Linde obeyed, but not before seeing and feeling that all the assembled robins were flying down and surrounding her, so that with the velvety softness of the grassy sod and the fluffy feeling of the feathered creatures encircling her, she seemed in a cosy nest, and already somewhat sleepy. Then a slight touch on the top of her head made her start a little.
"It is only we two," chirped her guide, "I and the noble bird who owes his life to you. We are here to direct the air voyage. Rest, my child, rest and be at peace."
Linde did not know that she fell asleep, though afterwards she knew it must have been so. She felt herself rising, rising—then a breath of colder air met her face, and—that was all she knew, till—she awoke, and found herself in the porch of the cottage, and—to prove the night's adventures had been no dream, in one hand the little spade, in the other the three red feathers, still firmly clasped.
She was a very practical maiden, in spite of her fairy perceptions, so the first thing she did was to lay the small treasures safely in the old jar, saying to herself, and "to-morrow night—no, I should say to-night, we will place it outside on the window-sill and in the morning it will be filled with the lovely leaves.
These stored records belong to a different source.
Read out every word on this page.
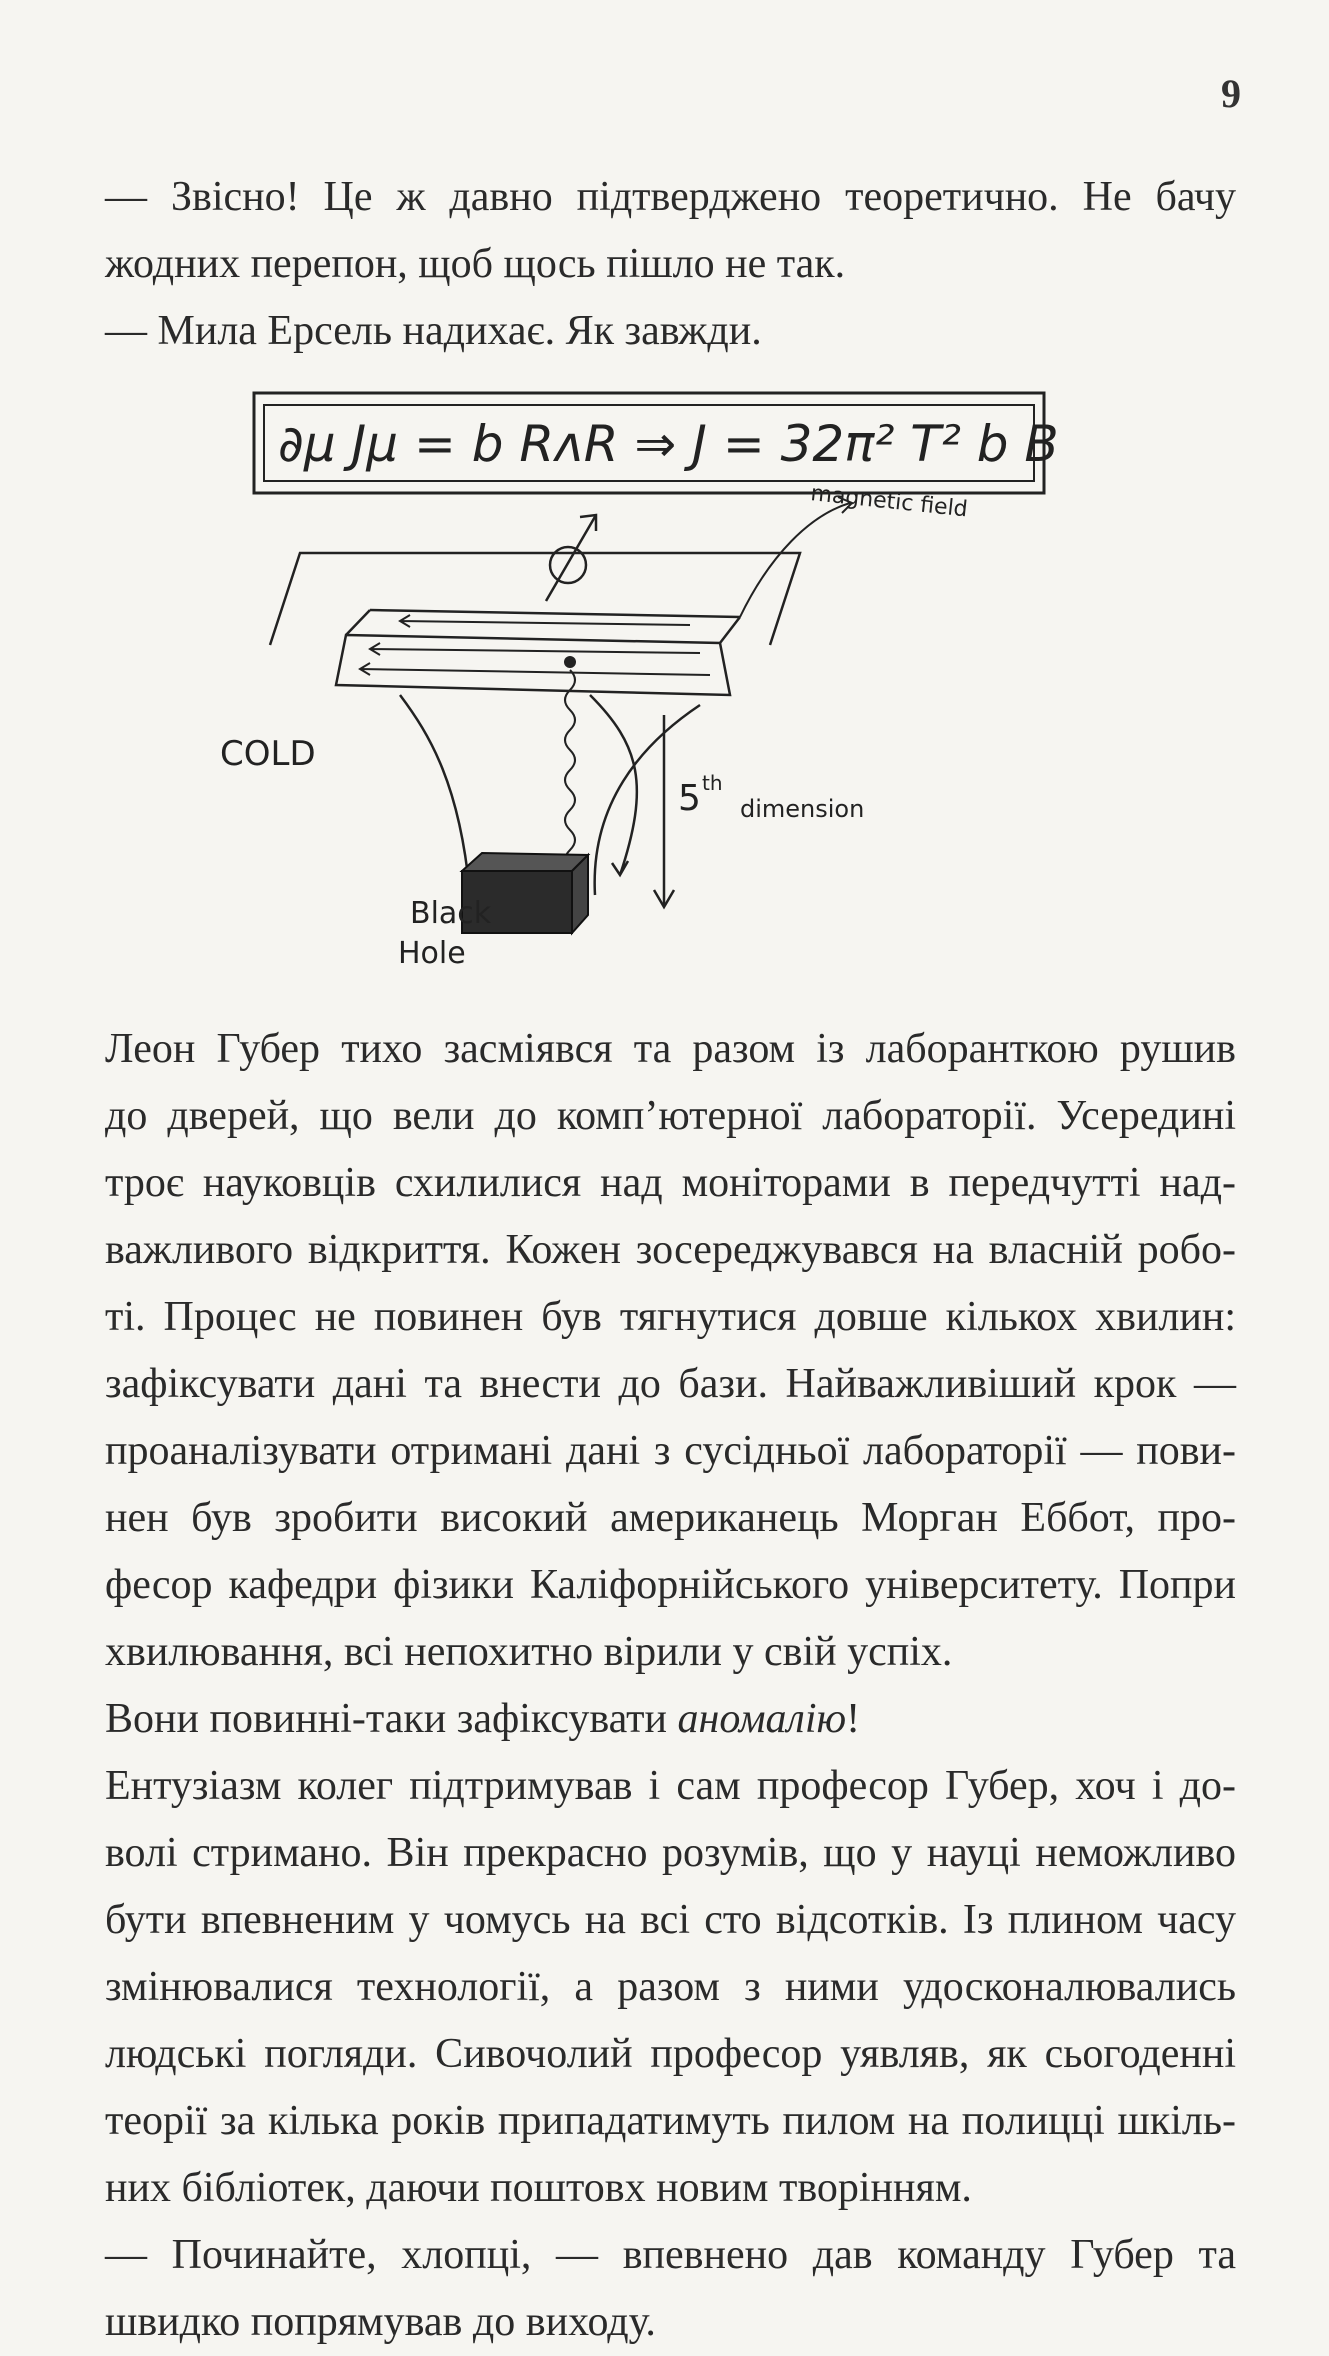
9

— Звісно! Це ж давно підтверджено теоретично. Не бачу

жодних перепон, щоб щось пішло не так.

— Мила Ерсель надихає. Як завжди.

∂μ Jμ = b RᴧR ⇒ J = 32π² T² b B
magnetic field
COLD
5 th
dimension
Black
Hole

Леон Губер тихо засміявся та разом із лаборанткою рушив

до дверей, що вели до комп’ютерної лабораторії. Усередині

троє науковців схилилися над моніторами в передчутті над-

важливого відкриття. Кожен зосереджувався на власній робо-

ті. Процес не повинен був тягнутися довше кількох хвилин:

зафіксувати дані та внести до бази. Найважливіший крок —

проаналізувати отримані дані з сусідньої лабораторії — пови-

нен був зробити високий американець Морган Еббот, про-

фесор кафедри фізики Каліфорнійського університету. Попри

хвилювання, всі непохитно вірили у свій успіх.

Вони повинні-таки зафіксувати аномалію!

Ентузіазм колег підтримував і сам професор Губер, хоч і до-

волі стримано. Він прекрасно розумів, що у науці неможливо

бути впевненим у чомусь на всі сто відсотків. Із плином часу

змінювалися технології, а разом з ними удосконалювались

людські погляди. Сивочолий професор уявляв, як сьогоденні

теорії за кілька років припадатимуть пилом на полицці шкіль-

них бібліотек, даючи поштовх новим творінням.

— Починайте, хлопці, — впевнено дав команду Губер та

швидко попрямував до виходу.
What news, what joy to tell Aria!"
She ran upstairs—softly—but her sister was awake.
"Darling," she said, "are you really safely back? Yet I have not been anxious. Somehow I felt you were all right and I have had a peaceful sleep."
Then Linde told her the whole wonderful story and showed her the little spade. And at night you may be sure they did not forget to put the jar in the appointed place, to find it in the morning replenished with rose-leaves whose perfume seemed even more delicious than ever before. So Saturday found them with plenty of their treasured wares for sale, and quickly were they bought.
Nor was this only temporary good fortune.
The fame of their dried roses spread far and wide, and orders came from great distances, so that the two sisters were able not only to go on living together in greater comfort than they had ever known, but even to lay aside savings for a possible "rainy day."
Though as far as I could learn—this story, you know, is of a fairly long ago "once upon a time"—that day never came to the happy girls. The robins never failed them. The cottage garden and the neighbouring forest grew to be famed for the peculiarly beautiful redbreasts which there abounded. The uncanny reputation of the woods was quite forgotten, and on the contrary it was said to bring good luck to those who often strolled about in them.